Often with pancreatic cancer, both the diagnosis and the initiation of treatment drag. “The lack of signs or symptoms leads to patient delays. Most physicians see an average of one or two patients a year with this disease, so it may take a month to make the diagnosis. Then come the system delays. Patients need referrals for a specialist’s care, and that takes time.”

Dr. Rosemurgy described one man he treated whose diagnosis had occurred in September but who only reached him for treatment in February of the next year. He described another patient whose insurance company denied his request for treatment at Dr. Rosemurgy’s institution. The insurance company instead sent the man to a surgeon who had not performed a pancreatic cancer resection in 5 years. Dr. Rosemurgy’s group performs about 100 each year.

“Resection should be aggressively sought even if the tumor cannot be completely removed,” Dr. Rosemurgy said. Medical therapies can then be employed to deal with the remaining cancer. “Cure rates with resection are as high as 20%,” he said, “but very few people ever get to the operating room.”

On the horizon are a number of therapies that may make a difference in outcome. Dr. Rosemurgy distinguished between therapies that add just a few weeks or months to a patient’s life and those that increase survival for longer periods and thus “are commensurate with the inconvenience and cost.”

Promising Cancer Medications

He discussed several categories of drugs that may be useful after surgery.
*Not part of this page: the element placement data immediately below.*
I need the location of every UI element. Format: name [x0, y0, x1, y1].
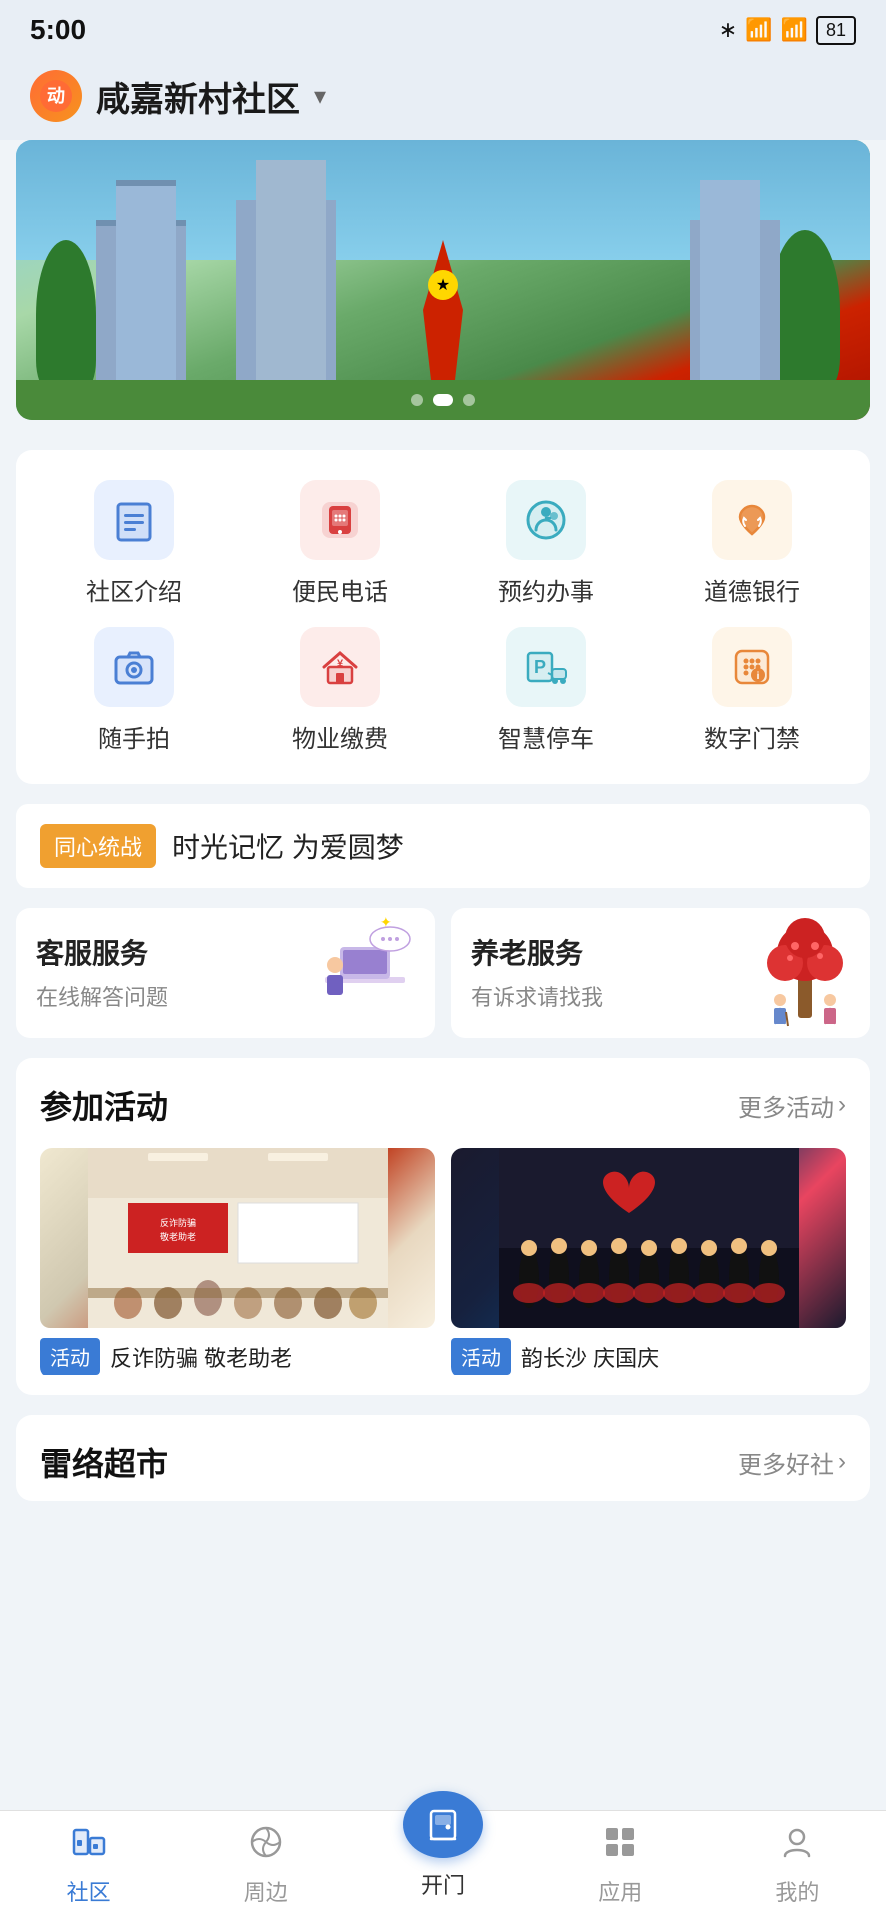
activities-title: 参加活动	[40, 1082, 168, 1128]
service-cards-section: 客服服务 在线解答问题 ✦ 养老服务	[16, 908, 870, 1038]
digital-gate-label: 数字门禁	[704, 719, 800, 754]
nav-apps[interactable]: 应用	[532, 1811, 709, 1920]
svg-text:i: i	[757, 671, 760, 682]
status-icons: ∗ 📶 📶 81	[719, 16, 856, 45]
chevron-right-icon: ›	[838, 1091, 846, 1119]
activity-badge-2: 活动	[451, 1338, 511, 1375]
wifi-icon: 📶	[781, 17, 808, 43]
property-fee-label: 物业缴费	[292, 719, 388, 754]
appointment-icon	[506, 480, 586, 560]
activities-section: 参加活动 更多活动 › 反诈防骗 敬老助老	[16, 1058, 870, 1395]
grid-item-community-intro[interactable]: 社区介绍	[36, 480, 232, 607]
activities-grid: 反诈防骗 敬老助老 活动 反诈防骗 敬	[40, 1148, 846, 1379]
activity-footer-1: 活动 反诈防骗 敬老助老	[40, 1328, 435, 1379]
customer-service-illustration: ✦	[305, 917, 425, 1033]
battery-icon: 81	[816, 16, 856, 45]
nav-nearby[interactable]: 周边	[177, 1811, 354, 1920]
smart-parking-icon: P	[506, 627, 586, 707]
customer-service-card[interactable]: 客服服务 在线解答问题 ✦	[16, 908, 435, 1038]
quick-photo-label: 随手拍	[98, 719, 170, 754]
nav-mine[interactable]: 我的	[709, 1811, 886, 1920]
property-fee-icon: ¥	[300, 627, 380, 707]
store-chevron-icon: ›	[838, 1448, 846, 1476]
svg-text:¥: ¥	[337, 658, 344, 670]
status-time: 5:00	[30, 14, 86, 46]
community-intro-label: 社区介绍	[86, 572, 182, 607]
smart-parking-label: 智慧停车	[498, 719, 594, 754]
dot-1	[411, 394, 423, 406]
elder-service-illustration	[750, 918, 860, 1033]
header: 动 咸嘉新村社区 ▾	[0, 60, 886, 140]
store-title: 雷络超市	[40, 1439, 168, 1485]
community-nav-icon	[71, 1824, 107, 1869]
grid-item-quick-photo[interactable]: 随手拍	[36, 627, 232, 754]
community-name: 咸嘉新村社区	[96, 72, 300, 121]
dot-3	[463, 394, 475, 406]
moral-bank-icon	[712, 480, 792, 560]
grid-item-property-fee[interactable]: ¥ 物业缴费	[242, 627, 438, 754]
svg-text:反诈防骗: 反诈防骗	[159, 1217, 195, 1228]
grid-item-digital-gate[interactable]: i 数字门禁	[654, 627, 850, 754]
activities-header: 参加活动 更多活动 ›	[40, 1082, 846, 1128]
feature-grid: 社区介绍 便民电话	[16, 450, 870, 784]
mine-nav-icon	[779, 1824, 815, 1869]
nearby-nav-icon	[248, 1824, 284, 1869]
activity-card-2[interactable]: 活动 韵长沙 庆国庆	[451, 1148, 846, 1379]
tag-section: 同心统战 时光记忆 为爱圆梦	[16, 804, 870, 888]
dot-2	[433, 394, 453, 406]
moral-bank-label: 道德银行	[704, 572, 800, 607]
svg-text:✦: ✦	[380, 917, 392, 930]
dropdown-arrow-icon[interactable]: ▾	[314, 82, 326, 111]
grid-item-moral-bank[interactable]: 道德银行	[654, 480, 850, 607]
banner-image: ★	[16, 140, 870, 420]
store-more[interactable]: 更多好社 ›	[738, 1445, 846, 1480]
activity-footer-2: 活动 韵长沙 庆国庆	[451, 1328, 846, 1379]
apps-nav-icon	[602, 1824, 638, 1869]
nearby-nav-label: 周边	[244, 1875, 288, 1907]
activity-card-1[interactable]: 反诈防骗 敬老助老 活动 反诈防骗 敬	[40, 1148, 435, 1379]
nav-open-door[interactable]: 开门	[354, 1791, 531, 1900]
banner-dots	[411, 394, 475, 406]
activity-badge-1: 活动	[40, 1338, 100, 1375]
elder-service-card[interactable]: 养老服务 有诉求请找我	[451, 908, 870, 1038]
activity-title-2: 韵长沙 庆国庆	[521, 1341, 659, 1373]
store-header: 雷络超市 更多好社 ›	[40, 1439, 846, 1485]
status-bar: 5:00 ∗ 📶 📶 81	[0, 0, 886, 60]
bottom-nav: 社区 周边 开门	[0, 1810, 886, 1920]
banner-carousel[interactable]: ★	[16, 140, 870, 420]
open-door-nav-label: 开门	[421, 1868, 465, 1900]
mine-nav-label: 我的	[775, 1875, 819, 1907]
community-nav-label: 社区	[67, 1875, 111, 1907]
tag-badge: 同心统战	[40, 824, 156, 868]
grid-item-smart-parking[interactable]: P 智慧停车	[448, 627, 644, 754]
apps-nav-label: 应用	[598, 1875, 642, 1907]
service-phone-label: 便民电话	[292, 572, 388, 607]
quick-photo-icon	[94, 627, 174, 707]
store-section: 雷络超市 更多好社 ›	[16, 1415, 870, 1501]
appointment-label: 预约办事	[498, 572, 594, 607]
grid-container: 社区介绍 便民电话	[36, 480, 850, 754]
header-logo: 动	[30, 70, 82, 122]
activity-image-2	[451, 1148, 846, 1328]
open-door-circle	[403, 1791, 483, 1858]
bluetooth-icon: ∗	[719, 17, 737, 43]
tag-text: 时光记忆 为爱圆梦	[172, 826, 404, 866]
activities-more[interactable]: 更多活动 ›	[738, 1088, 846, 1123]
grid-item-service-phone[interactable]: 便民电话	[242, 480, 438, 607]
service-phone-icon	[300, 480, 380, 560]
svg-text:动: 动	[47, 86, 65, 106]
activity-image-1: 反诈防骗 敬老助老	[40, 1148, 435, 1328]
svg-text:P: P	[534, 657, 546, 677]
grid-item-appointment[interactable]: 预约办事	[448, 480, 644, 607]
signal-icon: 📶	[745, 17, 772, 43]
digital-gate-icon: i	[712, 627, 792, 707]
activity-title-1: 反诈防骗 敬老助老	[110, 1341, 292, 1373]
svg-text:敬老助老: 敬老助老	[159, 1231, 195, 1242]
nav-community[interactable]: 社区	[0, 1811, 177, 1920]
community-intro-icon	[94, 480, 174, 560]
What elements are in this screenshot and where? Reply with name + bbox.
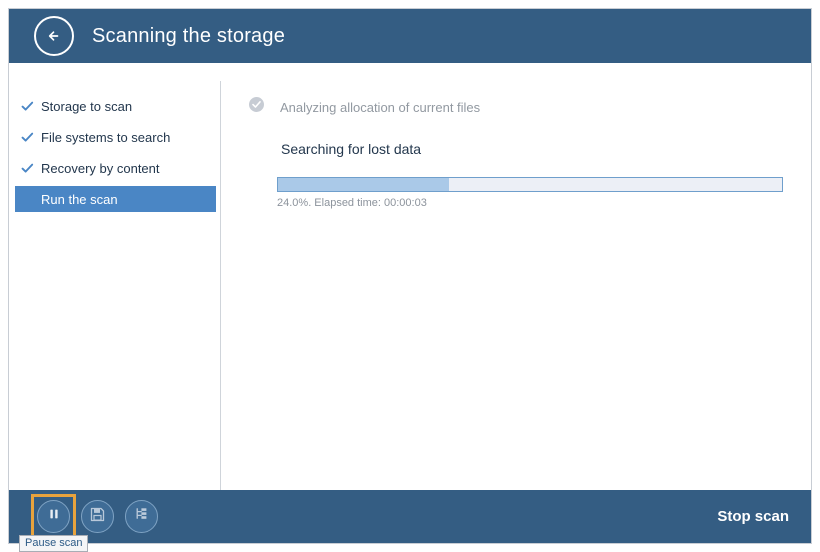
page-title: Scanning the storage: [92, 24, 286, 47]
sidebar-item-storage-to-scan[interactable]: Storage to scan: [15, 93, 216, 119]
check-icon: [21, 131, 41, 144]
pause-scan-tooltip: Pause scan: [19, 535, 89, 552]
pause-scan-button[interactable]: [37, 500, 70, 533]
check-icon: [21, 100, 41, 113]
sidebar-item-run-the-scan[interactable]: Run the scan: [15, 186, 216, 212]
completed-task-label: Analyzing allocation of current files: [280, 99, 481, 115]
progress-section: 24.0%. Elapsed time: 00:00:03: [277, 177, 783, 209]
progress-status-text: 24.0%. Elapsed time: 00:00:03: [277, 197, 427, 209]
tree-view-button[interactable]: [125, 500, 158, 533]
progress-bar: [277, 177, 783, 192]
pause-icon: [46, 506, 62, 527]
current-task-label: Searching for lost data: [281, 141, 422, 157]
content-area: Storage to scan File systems to search R…: [9, 63, 811, 497]
sidebar-item-recovery-by-content[interactable]: Recovery by content: [15, 155, 216, 181]
back-button[interactable]: [34, 16, 74, 56]
progress-bar-fill: [278, 178, 450, 191]
save-button[interactable]: [81, 500, 114, 533]
sidebar-item-label: Recovery by content: [41, 160, 160, 176]
sidebar: Storage to scan File systems to search R…: [9, 63, 220, 490]
arrow-left-icon: [44, 26, 64, 46]
floppy-disk-icon: [89, 506, 106, 528]
tree-hierarchy-icon: [133, 506, 150, 528]
footer-toolbar: Stop scan: [9, 490, 811, 543]
stop-scan-label: Stop scan: [717, 508, 789, 525]
sidebar-item-file-systems-to-search[interactable]: File systems to search: [15, 124, 216, 150]
sidebar-divider: [220, 81, 221, 497]
stop-scan-button[interactable]: Stop scan: [717, 490, 789, 543]
header-bar: Scanning the storage: [9, 9, 811, 63]
sidebar-item-label: Storage to scan: [41, 98, 133, 114]
sidebar-item-label: Run the scan: [41, 191, 118, 207]
check-icon: [21, 162, 41, 175]
main-panel: Analyzing allocation of current files Se…: [241, 63, 801, 490]
completed-task-row: Analyzing allocation of current files: [249, 97, 480, 117]
sidebar-item-label: File systems to search: [41, 129, 171, 145]
app-window: Scanning the storage Storage to scan Fil…: [8, 8, 812, 544]
check-circle-icon: [249, 97, 264, 117]
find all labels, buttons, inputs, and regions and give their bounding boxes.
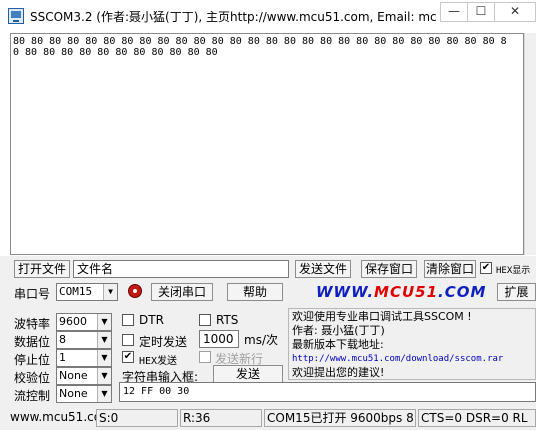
interval-unit: ms/次 [244,333,278,347]
databits-value: 8 [59,333,66,346]
info-download-link[interactable]: http://www.mcu51.com/download/sscom.rar [292,352,532,366]
flow-select[interactable]: None ▼ [56,385,112,403]
filename-input[interactable]: 文件名 [73,260,289,278]
send-string-input[interactable]: 12 FF 00 30 [119,382,536,402]
send-file-button[interactable]: 发送文件 [295,260,351,278]
dtr-checkbox[interactable] [122,314,134,326]
flow-value: None [59,387,88,400]
dtr-label: DTR [139,313,164,327]
port-value: COM15 [59,285,93,298]
receive-textarea[interactable]: 80 80 80 80 80 80 80 80 80 80 80 80 80 8… [10,33,524,255]
help-button[interactable]: 帮助 [227,283,283,301]
databits-select[interactable]: 8 ▼ [56,331,112,349]
status-received-count: R:36 [180,409,262,427]
status-signals: CTS=0 DSR=0 RL [418,409,536,427]
logo-brand: MCU51 [374,283,439,301]
status-sent-count: S:0 [96,409,178,427]
info-welcome: 欢迎使用专业串口调试工具SSCOM ! [292,310,472,323]
rts-checkbox[interactable] [199,314,211,326]
port-select[interactable]: COM15 ▼ [56,283,118,301]
stopbits-value: 1 [59,351,66,364]
title-bar: SSCOM3.2 (作者:聂小猛(丁丁), 主页http://www.mcu51… [0,0,536,31]
interval-input[interactable]: 1000 [199,330,239,348]
stopbits-label: 停止位 [14,353,51,367]
window-title: SSCOM3.2 (作者:聂小猛(丁丁), 主页http://www.mcu51… [30,10,438,24]
chevron-down-icon: ▼ [97,386,111,402]
send-button[interactable]: 发送 [213,365,283,383]
timed-send-checkbox[interactable] [122,334,134,346]
timed-send-label: 定时发送 [139,335,188,349]
hex-send-label: HEX发送 [139,356,178,367]
close-port-button[interactable]: 关闭串口 [151,283,213,301]
info-feedback: 欢迎提出您的建议! [292,366,385,379]
baud-select[interactable]: 9600 ▼ [56,313,112,331]
port-label: 串口号 [14,287,51,301]
stopbits-select[interactable]: 1 ▼ [56,349,112,367]
maximize-button[interactable]: ☐ [467,2,495,22]
baud-label: 波特率 [14,317,51,331]
mcu51-logo: WWW.MCU51.COM [316,283,486,301]
app-icon [8,8,24,24]
receive-text: 80 80 80 80 80 80 80 80 80 80 80 80 80 8… [13,36,507,58]
open-file-button[interactable]: 打开文件 [14,260,70,278]
parity-label: 校验位 [14,371,51,385]
logo-suffix: .COM [438,283,487,301]
status-website: www.mcu51.cor [8,409,96,427]
databits-label: 数据位 [14,335,51,349]
info-download-label: 最新版本下载地址: [292,338,384,351]
chevron-down-icon: ▼ [97,368,111,384]
rts-label: RTS [216,313,239,327]
hex-display-label: HEX显示 [496,266,531,276]
hex-send-checkbox[interactable]: ✔ [122,351,134,363]
logo-prefix: WWW. [316,283,375,301]
hex-display-checkbox[interactable]: ✔ [480,262,492,274]
flow-label: 流控制 [14,389,51,403]
status-port: COM15已打开 9600bps 8 [264,409,416,427]
minimize-button[interactable]: — [440,2,468,22]
parity-value: None [59,369,88,382]
save-window-button[interactable]: 保存窗口 [361,260,417,278]
chevron-down-icon: ▼ [97,332,111,348]
clear-window-button[interactable]: 清除窗口 [424,260,476,278]
close-button[interactable]: ✕ [494,2,536,22]
port-status-indicator-icon [128,284,142,298]
chevron-down-icon: ▼ [97,314,111,330]
status-bar: www.mcu51.cor S:0 R:36 COM15已打开 9600bps … [0,406,536,430]
receive-scrollbar[interactable] [524,33,536,255]
expand-button[interactable]: 扩展 [497,283,536,301]
info-panel: 欢迎使用专业串口调试工具SSCOM ! 作者: 聂小猛(丁丁) 最新版本下载地址… [288,308,536,380]
baud-value: 9600 [59,315,87,328]
send-newline-checkbox[interactable] [199,351,211,363]
parity-select[interactable]: None ▼ [56,367,112,385]
info-author: 作者: 聂小猛(丁丁) [292,324,385,337]
chevron-down-icon: ▼ [97,350,111,366]
chevron-down-icon: ▼ [103,284,117,300]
Genetic manipulation compounds comprise one such category. These might change the genetic structure of tumors by introducing segments of DNA to regulate the genes, such as p53, that govern the out-of-control growth.

Another promising category is cytotoxic boosters—compounds that increase the efficacy of cytotoxic therapies. “A host of these compounds, all known by numbers rather than names, are now in placebo-controlled trials,” Dr. Rosemurgy said.

Research is also ongoing as to the value of enzyme inhibitors, including marimastat, which inhibits metalloproteinases, enzymes that break down the bonds within cells. Such inhibition stabilizes the bonds within cells, thus limiting cancerous growth into adjacent organs.

“People need to be registered into these studies,” Dr. Rosemurgy said, “and if physicians were more willing to enroll patients in trials, we would complete these trials faster. Patients need to ask for this participation, too.”